Adapun pelajaran kedua yang dapat diambil dari
kisah tersebut adalah surga dan neraka pastilah ada. Setiap orang pastilah
dituntut untuk melakukan keadilan atau menempatkan sesuatu pada tempatnya. Lalu
bagaimana dengan Allah SWT? Pastinya Allah SWT juga memiliki keadilan. Jika
keadlian manusia terkadang terasa janggal , maka Allah SWT sebagai Tuhan
pastinya sifat keadilan-Nya lebih baik atau
sempurna daripada siapapun, termasuk manusia. Oleh karena itu, surga dan neraka
adalah salah satu bentuk keadilan Allah SWT. Hal ini dikarenakan Allah SWT
tidak mungkin menyamakan seorang yang berbuat kebaikan dengan keburukan.

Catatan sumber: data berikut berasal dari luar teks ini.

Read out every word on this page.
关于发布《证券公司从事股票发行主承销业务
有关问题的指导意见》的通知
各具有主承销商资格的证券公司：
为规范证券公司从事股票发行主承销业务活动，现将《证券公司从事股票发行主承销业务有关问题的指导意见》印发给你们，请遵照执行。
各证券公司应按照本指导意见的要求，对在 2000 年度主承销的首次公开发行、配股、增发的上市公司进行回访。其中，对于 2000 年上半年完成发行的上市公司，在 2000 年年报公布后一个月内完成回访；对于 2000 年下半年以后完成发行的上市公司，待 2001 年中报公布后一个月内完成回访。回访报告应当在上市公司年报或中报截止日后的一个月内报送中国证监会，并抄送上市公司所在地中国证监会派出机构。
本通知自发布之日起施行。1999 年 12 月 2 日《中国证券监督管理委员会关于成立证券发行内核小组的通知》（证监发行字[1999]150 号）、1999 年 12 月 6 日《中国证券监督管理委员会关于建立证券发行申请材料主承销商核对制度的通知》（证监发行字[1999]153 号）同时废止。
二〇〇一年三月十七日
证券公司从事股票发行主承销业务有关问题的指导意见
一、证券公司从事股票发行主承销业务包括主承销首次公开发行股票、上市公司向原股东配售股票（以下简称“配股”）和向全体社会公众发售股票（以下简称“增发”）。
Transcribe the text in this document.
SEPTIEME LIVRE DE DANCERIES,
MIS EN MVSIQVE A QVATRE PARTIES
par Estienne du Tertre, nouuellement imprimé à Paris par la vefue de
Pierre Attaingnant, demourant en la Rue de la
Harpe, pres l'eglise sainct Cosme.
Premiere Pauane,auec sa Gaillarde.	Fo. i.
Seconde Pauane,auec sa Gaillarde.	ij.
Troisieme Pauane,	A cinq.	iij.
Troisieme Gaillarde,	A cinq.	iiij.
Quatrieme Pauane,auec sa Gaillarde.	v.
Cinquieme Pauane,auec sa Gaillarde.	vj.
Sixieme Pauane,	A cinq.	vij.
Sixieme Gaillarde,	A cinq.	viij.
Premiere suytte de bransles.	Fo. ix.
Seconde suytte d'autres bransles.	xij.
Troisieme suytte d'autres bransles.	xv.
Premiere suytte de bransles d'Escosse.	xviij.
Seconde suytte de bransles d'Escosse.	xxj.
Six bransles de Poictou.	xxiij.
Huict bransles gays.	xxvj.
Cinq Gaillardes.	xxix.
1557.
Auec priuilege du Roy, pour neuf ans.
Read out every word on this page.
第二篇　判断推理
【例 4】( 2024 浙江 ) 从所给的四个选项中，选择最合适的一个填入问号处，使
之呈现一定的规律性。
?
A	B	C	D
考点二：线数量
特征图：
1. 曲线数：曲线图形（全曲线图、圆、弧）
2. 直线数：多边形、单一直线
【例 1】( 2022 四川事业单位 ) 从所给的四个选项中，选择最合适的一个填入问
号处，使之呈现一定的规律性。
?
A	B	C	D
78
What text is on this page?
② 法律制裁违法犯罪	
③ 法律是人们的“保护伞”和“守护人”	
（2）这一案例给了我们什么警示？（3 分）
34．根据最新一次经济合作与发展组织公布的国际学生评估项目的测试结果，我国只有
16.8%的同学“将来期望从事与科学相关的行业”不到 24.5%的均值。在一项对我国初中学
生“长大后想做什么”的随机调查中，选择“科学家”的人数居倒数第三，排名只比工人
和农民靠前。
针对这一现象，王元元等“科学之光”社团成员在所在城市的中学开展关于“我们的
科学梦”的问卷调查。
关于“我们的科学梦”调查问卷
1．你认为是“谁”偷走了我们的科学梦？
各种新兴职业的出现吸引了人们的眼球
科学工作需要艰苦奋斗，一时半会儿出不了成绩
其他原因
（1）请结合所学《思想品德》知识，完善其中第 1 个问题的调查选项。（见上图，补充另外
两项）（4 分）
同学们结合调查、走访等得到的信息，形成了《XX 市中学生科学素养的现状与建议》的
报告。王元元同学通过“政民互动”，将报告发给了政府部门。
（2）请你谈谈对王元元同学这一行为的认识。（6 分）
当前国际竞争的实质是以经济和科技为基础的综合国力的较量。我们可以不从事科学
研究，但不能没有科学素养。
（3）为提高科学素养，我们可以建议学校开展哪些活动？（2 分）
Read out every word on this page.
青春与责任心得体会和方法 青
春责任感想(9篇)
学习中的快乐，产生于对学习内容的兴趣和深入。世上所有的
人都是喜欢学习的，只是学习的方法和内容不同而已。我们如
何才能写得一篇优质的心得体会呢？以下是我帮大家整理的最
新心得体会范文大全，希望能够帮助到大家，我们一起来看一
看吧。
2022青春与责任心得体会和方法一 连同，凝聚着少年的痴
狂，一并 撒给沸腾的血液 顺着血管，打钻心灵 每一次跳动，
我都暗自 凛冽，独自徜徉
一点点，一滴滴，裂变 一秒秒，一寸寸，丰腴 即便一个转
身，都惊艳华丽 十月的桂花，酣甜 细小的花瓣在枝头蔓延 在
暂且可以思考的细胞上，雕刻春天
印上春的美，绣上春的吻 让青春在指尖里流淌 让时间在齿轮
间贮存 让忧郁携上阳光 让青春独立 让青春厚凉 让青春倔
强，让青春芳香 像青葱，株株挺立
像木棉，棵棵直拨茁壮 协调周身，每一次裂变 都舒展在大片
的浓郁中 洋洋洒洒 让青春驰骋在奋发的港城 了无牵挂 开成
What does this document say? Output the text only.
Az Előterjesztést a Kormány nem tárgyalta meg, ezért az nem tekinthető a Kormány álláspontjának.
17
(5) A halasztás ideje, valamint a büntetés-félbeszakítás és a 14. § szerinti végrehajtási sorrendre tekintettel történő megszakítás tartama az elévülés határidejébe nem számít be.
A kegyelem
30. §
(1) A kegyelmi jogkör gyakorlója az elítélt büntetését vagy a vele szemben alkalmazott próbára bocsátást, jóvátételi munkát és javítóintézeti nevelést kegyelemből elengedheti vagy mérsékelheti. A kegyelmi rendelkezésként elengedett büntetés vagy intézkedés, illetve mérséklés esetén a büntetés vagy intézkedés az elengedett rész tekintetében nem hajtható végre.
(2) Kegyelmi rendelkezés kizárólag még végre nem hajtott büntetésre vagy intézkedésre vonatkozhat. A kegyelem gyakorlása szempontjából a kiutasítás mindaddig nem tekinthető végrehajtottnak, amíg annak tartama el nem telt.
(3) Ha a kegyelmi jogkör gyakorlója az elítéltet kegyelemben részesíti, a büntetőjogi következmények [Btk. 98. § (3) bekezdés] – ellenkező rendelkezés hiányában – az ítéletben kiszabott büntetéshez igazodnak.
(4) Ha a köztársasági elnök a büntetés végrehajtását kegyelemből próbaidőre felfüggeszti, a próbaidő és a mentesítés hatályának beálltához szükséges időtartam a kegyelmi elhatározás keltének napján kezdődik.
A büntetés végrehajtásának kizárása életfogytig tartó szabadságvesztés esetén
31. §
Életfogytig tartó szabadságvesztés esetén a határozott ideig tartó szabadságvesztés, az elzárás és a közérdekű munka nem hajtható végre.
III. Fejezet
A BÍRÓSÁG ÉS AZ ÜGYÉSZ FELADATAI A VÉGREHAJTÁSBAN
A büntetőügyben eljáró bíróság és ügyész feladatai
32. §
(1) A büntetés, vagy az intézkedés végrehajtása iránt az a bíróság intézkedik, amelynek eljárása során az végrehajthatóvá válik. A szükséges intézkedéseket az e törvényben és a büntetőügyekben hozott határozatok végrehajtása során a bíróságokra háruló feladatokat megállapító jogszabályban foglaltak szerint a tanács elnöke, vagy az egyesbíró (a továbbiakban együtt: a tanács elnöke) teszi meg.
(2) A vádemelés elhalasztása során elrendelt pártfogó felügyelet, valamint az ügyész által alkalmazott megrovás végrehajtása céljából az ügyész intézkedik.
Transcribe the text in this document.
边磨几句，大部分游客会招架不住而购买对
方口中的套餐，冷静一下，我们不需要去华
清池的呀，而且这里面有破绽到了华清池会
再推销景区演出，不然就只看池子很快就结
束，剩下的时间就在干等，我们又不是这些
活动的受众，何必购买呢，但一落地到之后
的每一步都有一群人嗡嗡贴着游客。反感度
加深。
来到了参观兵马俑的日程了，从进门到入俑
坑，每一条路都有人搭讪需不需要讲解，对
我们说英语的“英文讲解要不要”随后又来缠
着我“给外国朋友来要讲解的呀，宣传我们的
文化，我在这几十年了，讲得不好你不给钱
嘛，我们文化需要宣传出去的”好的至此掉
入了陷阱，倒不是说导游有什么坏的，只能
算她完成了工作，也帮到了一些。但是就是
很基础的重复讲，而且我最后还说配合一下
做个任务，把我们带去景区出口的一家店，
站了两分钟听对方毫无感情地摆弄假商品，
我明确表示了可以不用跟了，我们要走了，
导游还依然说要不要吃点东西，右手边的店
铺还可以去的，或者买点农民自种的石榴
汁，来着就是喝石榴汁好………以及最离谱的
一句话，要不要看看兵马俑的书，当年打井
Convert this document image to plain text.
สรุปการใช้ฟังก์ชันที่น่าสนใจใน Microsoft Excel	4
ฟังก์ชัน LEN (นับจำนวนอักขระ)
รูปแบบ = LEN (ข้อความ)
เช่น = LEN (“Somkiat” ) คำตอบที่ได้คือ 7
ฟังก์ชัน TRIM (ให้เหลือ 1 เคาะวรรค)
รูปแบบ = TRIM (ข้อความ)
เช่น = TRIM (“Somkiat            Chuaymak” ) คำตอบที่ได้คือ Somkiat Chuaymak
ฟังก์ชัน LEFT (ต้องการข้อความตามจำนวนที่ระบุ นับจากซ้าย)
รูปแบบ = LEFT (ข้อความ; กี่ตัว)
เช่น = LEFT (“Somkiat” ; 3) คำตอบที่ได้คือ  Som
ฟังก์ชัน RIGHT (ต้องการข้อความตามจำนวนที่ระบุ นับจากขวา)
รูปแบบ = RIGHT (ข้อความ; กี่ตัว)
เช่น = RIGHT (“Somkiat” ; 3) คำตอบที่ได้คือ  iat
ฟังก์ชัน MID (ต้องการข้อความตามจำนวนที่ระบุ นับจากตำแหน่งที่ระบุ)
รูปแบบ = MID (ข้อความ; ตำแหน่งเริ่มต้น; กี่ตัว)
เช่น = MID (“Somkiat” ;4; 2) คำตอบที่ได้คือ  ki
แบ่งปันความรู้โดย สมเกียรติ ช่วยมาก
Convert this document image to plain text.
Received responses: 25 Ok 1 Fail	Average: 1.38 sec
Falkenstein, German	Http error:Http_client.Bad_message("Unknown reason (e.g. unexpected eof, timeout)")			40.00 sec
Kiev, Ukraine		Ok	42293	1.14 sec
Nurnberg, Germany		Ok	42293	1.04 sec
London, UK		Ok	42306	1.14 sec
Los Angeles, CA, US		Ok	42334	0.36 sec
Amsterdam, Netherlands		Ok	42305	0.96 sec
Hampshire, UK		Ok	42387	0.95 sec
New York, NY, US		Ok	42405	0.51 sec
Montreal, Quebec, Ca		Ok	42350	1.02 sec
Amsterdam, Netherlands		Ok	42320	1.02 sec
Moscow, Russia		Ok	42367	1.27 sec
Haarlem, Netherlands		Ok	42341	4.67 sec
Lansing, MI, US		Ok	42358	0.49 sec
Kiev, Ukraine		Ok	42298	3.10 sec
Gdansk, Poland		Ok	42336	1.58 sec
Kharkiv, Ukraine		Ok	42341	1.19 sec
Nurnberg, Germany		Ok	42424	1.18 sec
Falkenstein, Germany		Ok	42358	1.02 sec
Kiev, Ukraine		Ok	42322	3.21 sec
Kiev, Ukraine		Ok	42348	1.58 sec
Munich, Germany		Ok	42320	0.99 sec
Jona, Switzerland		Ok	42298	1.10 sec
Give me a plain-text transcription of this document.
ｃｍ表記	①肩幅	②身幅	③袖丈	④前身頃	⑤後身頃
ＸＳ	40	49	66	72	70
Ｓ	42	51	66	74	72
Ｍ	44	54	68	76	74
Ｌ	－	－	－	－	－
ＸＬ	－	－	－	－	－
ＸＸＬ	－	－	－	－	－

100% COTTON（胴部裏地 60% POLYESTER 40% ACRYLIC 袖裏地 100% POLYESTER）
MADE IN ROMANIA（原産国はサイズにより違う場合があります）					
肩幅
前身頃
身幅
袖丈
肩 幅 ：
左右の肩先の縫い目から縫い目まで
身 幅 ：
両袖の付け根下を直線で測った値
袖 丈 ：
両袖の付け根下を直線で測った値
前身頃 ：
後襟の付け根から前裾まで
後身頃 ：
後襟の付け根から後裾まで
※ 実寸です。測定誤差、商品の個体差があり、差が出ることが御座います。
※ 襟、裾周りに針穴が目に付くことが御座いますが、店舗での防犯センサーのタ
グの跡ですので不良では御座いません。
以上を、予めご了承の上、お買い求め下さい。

Dua
hal ini jelas sangatlah bertentangan, sehingga tidak mungkin Allah SWT
menyamakan kedua hal itu. Allah SWT sebagai pencipta seluruh alam semesta mempunyai
hukum atau aturan main, sehingga haruslah diikuti aturan mainnya, karena memang
Allah SWT lah yang menciptakan permainan ini. Ketika ada seseorang menyalahi
sebuah aturan yang sudah Allah SWT buat, adalah sebuah keadilan dari Allah SWT,
ketika Dia menyatakan bahwa seseorang tersebut telah bersalah, begitupun ketika
seseorang melakukan permainan ini dengan benar, dengan tidak menyalahi hukum
atau aturan main, maka adalah sebuah keadilan dari Allah SWT, ketika Dia
menyatakan bahwa seseorang tersebut tidak bersalah. Lalu, sebagai konsekuensi
bagi orang yang telah menyalahi aturan, Allah SWT akan menghukumnya dengan
memasukkannya ke dalam neraka, begitu pula ketika seseorang yang melakukan
permainan dengan benar, maka konsekuensinya Allah SWT akan memberikan hadiah
untuknya, dengan memasukkannya ke dalam surga. Bukankah ini semua masuk akal?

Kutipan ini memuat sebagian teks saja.